IMG_0334The Moringa community is definitely different from any normal school environment. It does not only provide growth for the students but for the entire society as well. What sets it apart from anywhere else is the diverse culture that both the students and the staff come from. Everyone feels accepted from the first day and you can not easily tell the difference between a student and a technical mentor. Technical mentors are there to guide the students through the course work.

This past week as the Moringa Prep Students were headed for their graduation we took the time to ask a few students and technical mentors what they thought of the five week program. The kind of responses I got gave me a different perspective to the entire program. Esther from the class pointed out the best thing she had gotten from the whole program is the art of becoming an Autodidact.  An autodidact is someone who learns something in a particular field without the benefit of formal education.

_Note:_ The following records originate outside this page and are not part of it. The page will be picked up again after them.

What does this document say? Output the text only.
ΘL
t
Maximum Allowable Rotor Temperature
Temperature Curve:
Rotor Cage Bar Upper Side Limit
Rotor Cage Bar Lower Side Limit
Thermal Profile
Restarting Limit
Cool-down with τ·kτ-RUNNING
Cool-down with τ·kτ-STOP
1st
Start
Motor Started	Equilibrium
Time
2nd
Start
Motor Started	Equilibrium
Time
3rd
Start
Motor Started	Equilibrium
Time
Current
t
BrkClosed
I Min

This particular student captured my attention because I had always wondered why so many people in the tech industry prefer not to go through formal learning methods. She mentioned that at Moringa School she had managed to learn various programming concepts in a very short period of time because of the self learning approach were they taught themselves new concepts and worked with their peers to solve projects that they were given. The Moringa Prep program taught her that even without having a formal classroom environment she could learn about any subject matter within a very short period of time.

Philip Weru pointed out that peer learning is a skill that he intended to use later in his programming career. The program taught him that although he was an independent learner he would need help from team mates if he was to get tasks done on time. He learnt how to troubleshoot various coding problems and use platforms like stack overflow to see if other programmers had experienced similar problems. Stalk overflow is a platform where you can ask any tech related question mostly about programming and get various solutions from different programmers.

The last person that was interviewed was Moses Okemwa, a technical mentor who mentioned that the main thing that he has learnt being at Moringa school is the importance of community. He even mentioned about how they recently had a talk on diversity and inclusion. The Moringa school community generally encourages everyone to treat others with respect even if they are different from you which is clearly seen in by how the students and staff interact with each other.

It might have been the end of the program for the Moringa prep students but it definitely was not the end their journey. This program was an eye opener for most of them who learnt how to self learn and use their skills to solve real life problems.